Dissenting Justice Bernette Johnson wrote that she found no manifest error.

In 1998, at Union Carbide's plant in Taft, roof drains failed in a storm.

Water collected, the roof collapsed, and the water fell into a vat of paint thinner.

Almost five million pounds of thinner evaporated over 17 hours.

More than 2,000 individuals filed injury claims.

Granier picked about 100 for a "bellwether trial" to set a range of judgments for possible class settlement.

Thirty showed up for depositions, and most failed to state valid claims.

Granier granted summary judgment against 16, and held trial for the other 14.

He awarded damages for headaches, runny noses, itchy eyes and mild nausea.

He awarded $3,500 to those in the plant, $2,500 to those near the
plant, $2,000 to those in Montz and $1,500 to those in Killona.

Union Carbide moved for a new trial, and Granier denied it.

The company appealed to the Fifth Circuit, where judges affirmed 12 judgments and dismissed two due to contradictory testimony.

Union Carbide appealed to the Supreme Court.

David Bienvenu of Baton Rouge wrote, "All too often, class action claimants submit false claims, assuming that their claims will never be scrubbed for any elements of truth."

The U.S. Chamber of Commerce, American Chemistry Council, Louisiana Association of Business and Industry, and Louisiana Chemical Association submitted briefs on behalf of Union Carbide as friends of the court.

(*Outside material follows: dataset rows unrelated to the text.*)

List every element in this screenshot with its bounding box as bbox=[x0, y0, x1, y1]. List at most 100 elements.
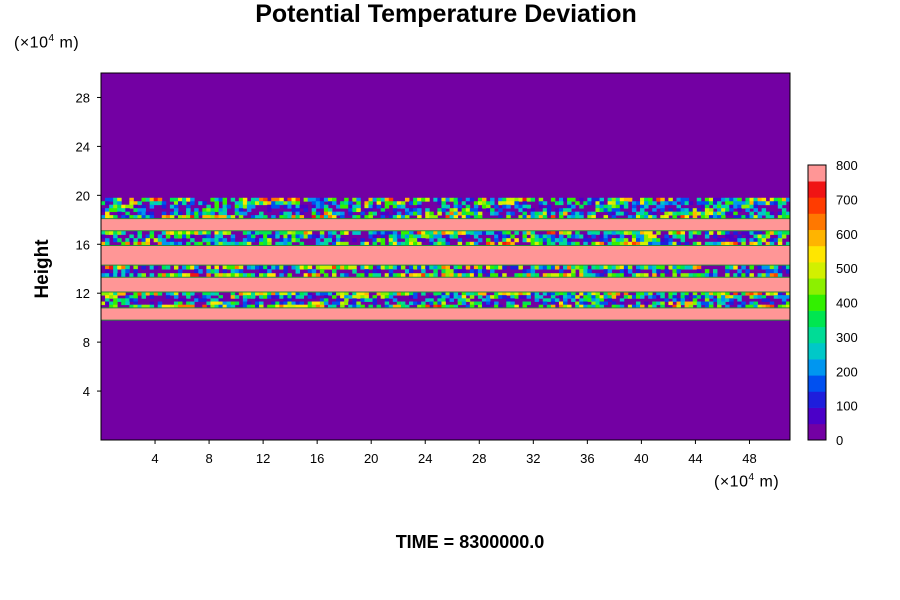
heatmap-cell bbox=[563, 291, 568, 296]
heatmap-cell bbox=[583, 265, 588, 270]
heatmap-cell bbox=[242, 241, 248, 246]
heatmap-cell bbox=[749, 230, 754, 235]
heatmap-cell bbox=[287, 273, 292, 278]
heatmap-cell bbox=[372, 204, 377, 209]
heatmap-cell bbox=[376, 304, 382, 309]
heatmap-cell bbox=[283, 298, 288, 302]
heatmap-cell bbox=[283, 204, 288, 209]
heatmap-cell bbox=[417, 301, 422, 306]
heatmap-cell bbox=[538, 265, 544, 270]
heatmap-cell bbox=[672, 265, 677, 270]
heatmap-cell bbox=[745, 201, 750, 206]
heatmap-cell bbox=[631, 273, 637, 278]
heatmap-cell bbox=[737, 204, 742, 209]
heatmap-cell bbox=[409, 265, 414, 270]
heatmap-cell bbox=[688, 304, 694, 309]
heatmap-cell bbox=[149, 273, 155, 278]
heatmap-cell bbox=[214, 204, 219, 209]
heatmap-cell bbox=[522, 295, 527, 299]
heatmap-cell bbox=[623, 211, 629, 216]
heatmap-cell bbox=[558, 197, 564, 202]
heatmap-cell bbox=[514, 291, 519, 296]
heatmap-cell bbox=[307, 304, 313, 309]
heatmap-cell bbox=[429, 265, 434, 270]
heatmap-cell bbox=[611, 265, 617, 270]
heatmap-cell bbox=[105, 211, 110, 216]
heatmap-cell bbox=[652, 265, 657, 270]
heatmap-cell bbox=[652, 241, 657, 246]
heatmap-cell bbox=[279, 197, 284, 202]
heatmap-cell bbox=[105, 269, 110, 274]
heatmap-cell bbox=[502, 241, 507, 246]
heatmap-cell bbox=[721, 197, 726, 202]
heatmap-cell bbox=[514, 230, 519, 235]
heatmap-cell bbox=[218, 238, 223, 243]
heatmap-cell bbox=[563, 211, 568, 216]
heatmap-cell bbox=[283, 238, 288, 243]
heatmap-cell bbox=[206, 295, 211, 299]
heatmap-cell bbox=[230, 234, 236, 239]
heatmap-cell bbox=[149, 201, 155, 206]
heatmap-cell bbox=[441, 273, 446, 278]
heatmap-cell bbox=[291, 238, 296, 243]
heatmap-cell bbox=[522, 234, 527, 239]
heatmap-cell bbox=[603, 208, 609, 213]
heatmap-cell bbox=[481, 301, 487, 306]
heatmap-cell bbox=[400, 241, 406, 246]
heatmap-cell bbox=[234, 211, 240, 216]
heatmap-cell bbox=[769, 201, 775, 206]
heatmap-cell bbox=[656, 269, 661, 274]
heatmap-cell bbox=[781, 201, 787, 206]
heatmap-cell bbox=[113, 201, 118, 206]
heatmap-cell bbox=[259, 215, 264, 219]
heatmap-cell bbox=[218, 211, 223, 216]
heatmap-cell bbox=[348, 265, 353, 270]
heatmap-cell bbox=[465, 304, 471, 309]
heatmap-cell bbox=[761, 234, 767, 239]
heatmap-cell bbox=[425, 265, 430, 270]
heatmap-cell bbox=[627, 304, 633, 309]
heatmap-cell bbox=[554, 273, 560, 278]
heatmap-cell bbox=[668, 241, 673, 246]
heatmap-cell bbox=[125, 265, 130, 270]
heatmap-cell bbox=[635, 304, 641, 309]
heatmap-cell bbox=[676, 197, 681, 202]
heatmap-cell bbox=[506, 211, 511, 216]
heatmap-cell bbox=[498, 230, 503, 235]
heatmap-cell bbox=[745, 291, 750, 296]
heatmap-cell bbox=[554, 238, 560, 243]
heatmap-cell bbox=[250, 230, 256, 235]
heatmap-cell bbox=[567, 215, 572, 219]
heatmap-cell bbox=[599, 208, 604, 213]
heatmap-cell bbox=[542, 201, 548, 206]
heatmap-cell bbox=[542, 234, 548, 239]
heatmap-cell bbox=[514, 304, 519, 309]
heatmap-cell bbox=[214, 197, 219, 202]
heatmap-cell bbox=[627, 215, 633, 219]
heatmap-cell bbox=[117, 197, 122, 202]
heatmap-cell bbox=[250, 215, 256, 219]
heatmap-cell bbox=[396, 273, 402, 278]
heatmap-cell bbox=[595, 197, 600, 202]
heatmap-cell bbox=[222, 204, 228, 209]
heatmap-cell bbox=[129, 273, 134, 278]
heatmap-cell bbox=[214, 291, 219, 296]
heatmap-cell bbox=[259, 295, 264, 299]
heatmap-cell bbox=[295, 197, 300, 202]
colorbar-swatch bbox=[808, 407, 826, 425]
heatmap-cell bbox=[486, 301, 491, 306]
heatmap-cell bbox=[599, 298, 604, 302]
heatmap-cell bbox=[688, 265, 694, 270]
heatmap-cell bbox=[680, 265, 686, 270]
heatmap-cell bbox=[473, 301, 479, 306]
heatmap-cell bbox=[113, 301, 118, 306]
heatmap-cell bbox=[542, 208, 548, 213]
heatmap-cell bbox=[550, 301, 556, 306]
heatmap-cell bbox=[421, 301, 426, 306]
heatmap-cell bbox=[246, 241, 252, 246]
heatmap-cell bbox=[376, 204, 382, 209]
heatmap-cell bbox=[721, 215, 726, 219]
heatmap-cell bbox=[510, 301, 515, 306]
heatmap-cell bbox=[113, 269, 118, 274]
heatmap-cell bbox=[307, 273, 313, 278]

Louisiana Association for Justice countered that plaintiffs complied with discovery, subjected themselves to examination under oath, and presented evidence to satisfy their burden of proof.

At oral arguments on Sept. 9, Bienvenu asked the Justices to draw a line between compensation and economic opportunism.

He said if they affirmed the judgments, "class actions lines are going to expand from here to the Superdome."

Class counsel Andrew Lemmon of Hanhville said the class stood at about 1,100.

Clark asked if claims came from persons outside the area and persons who weren't born.

Lemmon said they did, and he said the trial court dismissed them.

Weimer said, "Why shouldn't those be dismissed in some fashion prior?"

Lemmon said, "That's a good question and we struggled with it as counsel in this case."

Guidry said, "Four days of irritation, how is that worth 15 hundred?"

Lemmon said, "Fifteen hundred for four days of burning eyes? You couldn't pay me 15 hundred to stick a chemical in my eyes for four days."

Weimer said, "It just doesn't make sense that someone would be exposed and be in so much pain and not go to a doctor."

The majority shrank the overall verdict by 88.5 percent, from $30,000 to $3,450.

Justice Jeffrey Victory concurred with the majority but objected to the method of awarding damages by location.

"Damages should have been based upon testimony as to an individual's actual damages, not on expert testimony that it was reasonable to assume someone closer to the source would suffer more damage than someone farther away," he wrote.